Announced at Bitcoin 2026 in Las Vegas, CEO Jack Mallers shared details in his keynote. XXI holds 43,514 BTC, second only to Strategy among public firms. Strike offers Bitcoin services like brokerage, custody, payments, and lending in 100+ countries. Elektron runs 50 EH/s of mining power (5% of Bitcoin network) with low costs under $60K per BTC.
Mallers stays CEO; Raphael Zagury becomes President. Tether adds a $2.1B credit facility for lending. New products include “Volatility Proof Loans” to avoid liquidation dips and proof-of-reserves reports.
XXI shares dipped 1.7% then jumped 8% after hours.

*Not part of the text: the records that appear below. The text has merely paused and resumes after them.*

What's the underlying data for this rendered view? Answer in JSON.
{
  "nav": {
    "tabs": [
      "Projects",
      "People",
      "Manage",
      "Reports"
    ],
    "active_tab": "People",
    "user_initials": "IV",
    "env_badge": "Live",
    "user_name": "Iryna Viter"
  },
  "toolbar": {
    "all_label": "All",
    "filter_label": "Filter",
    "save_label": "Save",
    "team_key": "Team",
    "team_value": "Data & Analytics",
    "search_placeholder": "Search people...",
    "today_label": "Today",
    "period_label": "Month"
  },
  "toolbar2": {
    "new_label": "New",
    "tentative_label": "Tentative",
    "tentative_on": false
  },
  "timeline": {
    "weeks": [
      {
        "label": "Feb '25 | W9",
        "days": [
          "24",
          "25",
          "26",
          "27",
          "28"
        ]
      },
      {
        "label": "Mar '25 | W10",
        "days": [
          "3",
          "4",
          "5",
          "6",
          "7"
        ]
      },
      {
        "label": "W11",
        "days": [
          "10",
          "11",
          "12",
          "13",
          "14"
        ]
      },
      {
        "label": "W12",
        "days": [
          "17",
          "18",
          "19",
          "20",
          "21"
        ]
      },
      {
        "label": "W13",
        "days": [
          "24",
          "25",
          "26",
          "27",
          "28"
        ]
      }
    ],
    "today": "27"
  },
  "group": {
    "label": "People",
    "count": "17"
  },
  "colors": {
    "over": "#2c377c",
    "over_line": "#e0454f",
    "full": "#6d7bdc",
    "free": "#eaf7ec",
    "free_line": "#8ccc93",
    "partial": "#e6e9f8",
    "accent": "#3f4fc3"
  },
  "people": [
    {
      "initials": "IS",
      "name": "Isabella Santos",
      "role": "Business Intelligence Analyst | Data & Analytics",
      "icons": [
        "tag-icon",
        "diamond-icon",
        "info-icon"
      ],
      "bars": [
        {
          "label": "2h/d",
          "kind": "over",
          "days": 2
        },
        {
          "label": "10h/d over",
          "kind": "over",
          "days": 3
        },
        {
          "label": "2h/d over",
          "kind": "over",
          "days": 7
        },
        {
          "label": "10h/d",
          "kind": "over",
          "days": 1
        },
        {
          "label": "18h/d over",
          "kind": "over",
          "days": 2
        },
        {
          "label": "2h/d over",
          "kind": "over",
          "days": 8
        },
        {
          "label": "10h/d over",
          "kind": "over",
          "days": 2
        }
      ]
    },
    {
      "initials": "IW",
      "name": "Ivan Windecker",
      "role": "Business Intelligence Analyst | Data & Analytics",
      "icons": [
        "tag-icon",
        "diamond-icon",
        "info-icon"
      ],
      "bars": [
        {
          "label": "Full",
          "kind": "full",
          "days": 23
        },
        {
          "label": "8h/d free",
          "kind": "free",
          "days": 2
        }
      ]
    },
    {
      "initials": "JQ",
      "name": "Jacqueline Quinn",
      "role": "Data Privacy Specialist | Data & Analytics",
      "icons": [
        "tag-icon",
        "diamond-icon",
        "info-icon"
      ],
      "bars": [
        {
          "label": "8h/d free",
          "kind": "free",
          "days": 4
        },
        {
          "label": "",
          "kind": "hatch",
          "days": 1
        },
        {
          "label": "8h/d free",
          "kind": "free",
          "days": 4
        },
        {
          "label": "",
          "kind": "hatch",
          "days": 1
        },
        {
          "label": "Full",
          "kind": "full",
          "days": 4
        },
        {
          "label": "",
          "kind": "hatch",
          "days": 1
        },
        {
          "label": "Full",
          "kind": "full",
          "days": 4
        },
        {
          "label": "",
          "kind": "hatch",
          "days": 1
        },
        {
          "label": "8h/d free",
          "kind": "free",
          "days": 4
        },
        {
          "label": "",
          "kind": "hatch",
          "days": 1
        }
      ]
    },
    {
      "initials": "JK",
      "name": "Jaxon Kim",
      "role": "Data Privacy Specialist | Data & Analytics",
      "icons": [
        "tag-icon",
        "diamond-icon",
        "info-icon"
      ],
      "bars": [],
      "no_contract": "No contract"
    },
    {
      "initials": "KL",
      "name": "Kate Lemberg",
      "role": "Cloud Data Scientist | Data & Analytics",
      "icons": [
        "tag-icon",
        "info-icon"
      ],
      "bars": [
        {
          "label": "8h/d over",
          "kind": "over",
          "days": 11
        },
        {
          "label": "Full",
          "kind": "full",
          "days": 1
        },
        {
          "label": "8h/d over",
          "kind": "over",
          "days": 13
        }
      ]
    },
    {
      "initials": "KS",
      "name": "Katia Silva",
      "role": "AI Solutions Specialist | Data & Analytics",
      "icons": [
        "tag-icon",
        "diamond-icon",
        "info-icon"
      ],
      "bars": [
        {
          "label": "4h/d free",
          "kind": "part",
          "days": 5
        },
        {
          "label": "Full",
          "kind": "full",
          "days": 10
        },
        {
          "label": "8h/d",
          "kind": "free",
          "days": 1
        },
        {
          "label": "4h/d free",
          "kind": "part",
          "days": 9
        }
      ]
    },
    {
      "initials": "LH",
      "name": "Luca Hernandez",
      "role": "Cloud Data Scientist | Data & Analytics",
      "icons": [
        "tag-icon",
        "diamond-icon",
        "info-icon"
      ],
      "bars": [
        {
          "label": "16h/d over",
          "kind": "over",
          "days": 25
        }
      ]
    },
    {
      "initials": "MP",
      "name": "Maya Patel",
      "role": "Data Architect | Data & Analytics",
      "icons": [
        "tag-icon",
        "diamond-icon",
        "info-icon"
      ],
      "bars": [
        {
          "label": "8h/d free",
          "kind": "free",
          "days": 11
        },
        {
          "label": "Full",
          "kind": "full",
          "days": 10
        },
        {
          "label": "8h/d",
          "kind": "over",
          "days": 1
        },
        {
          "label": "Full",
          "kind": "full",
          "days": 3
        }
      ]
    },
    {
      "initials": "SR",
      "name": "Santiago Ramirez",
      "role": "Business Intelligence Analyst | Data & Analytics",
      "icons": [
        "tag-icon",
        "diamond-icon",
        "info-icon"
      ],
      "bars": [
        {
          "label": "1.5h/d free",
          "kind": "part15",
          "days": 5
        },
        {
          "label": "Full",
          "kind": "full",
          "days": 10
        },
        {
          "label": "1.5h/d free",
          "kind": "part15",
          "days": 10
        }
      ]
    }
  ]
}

Pure Bitcoin treasury plays are fading. Firms now add operations for cash flow. This creates a full stack: mining, treasury, services, lending. Tether, with 140K+ BTC and $189B USDT, uses XXI to enter U.S. markets legally.
Deals need board approval, fairness checks due to conflicts.
Big Picture: Tether builds a Bitcoin powerhouse, shifting from private to public U.S. structure.
Google DeepMind launched Decoupled DiLoCo. It trains huge AI models across data centers using regular internet, not super-fast networks.
Test: Trained a 12B-parameter model over four U.S. regions, 20x faster than old ways, same quality.
It splits training into “islands” that sync now and then. Handles failures, old hardware, internet delays.
AI hardware is scarce. GPU rentals up 40%, Blackwell booked out. Meta delays servers; supply gaps to 2027.
Big tech shifts to distributed setups. Microsoft links sites with fiber; OpenAI spreads across campuses.
For crypto: Validates decentralized AI like Bittensor, Gensyn. Bittensor trained a 72B model on 70+ nodes using DiLoCo tech.
Distributed (permissioned) vs. Decentralized (open, incentivized). Decentralized needs proofs, anti-cheat, good tokens.
Recent drama: Bittensor founder dumped tokens post-success.
Frontier AI is concentrated. Decentralized training eases shortages, opens access.
After $290M rsETH hack, Aave utilization hit 100%, spiking borrows.
Now normalizing: USDC at 93.03%, USDT at 92.98% (target 92%). WETH still high at 99.16% due to loops unwinding.
Aave bailout with stablecoin deposits helped.
Watch Fed changes under Warsh for policy clues. Tether’s merger could birth a Bitcoin giant. AI training breakthroughs boost decentralized projects.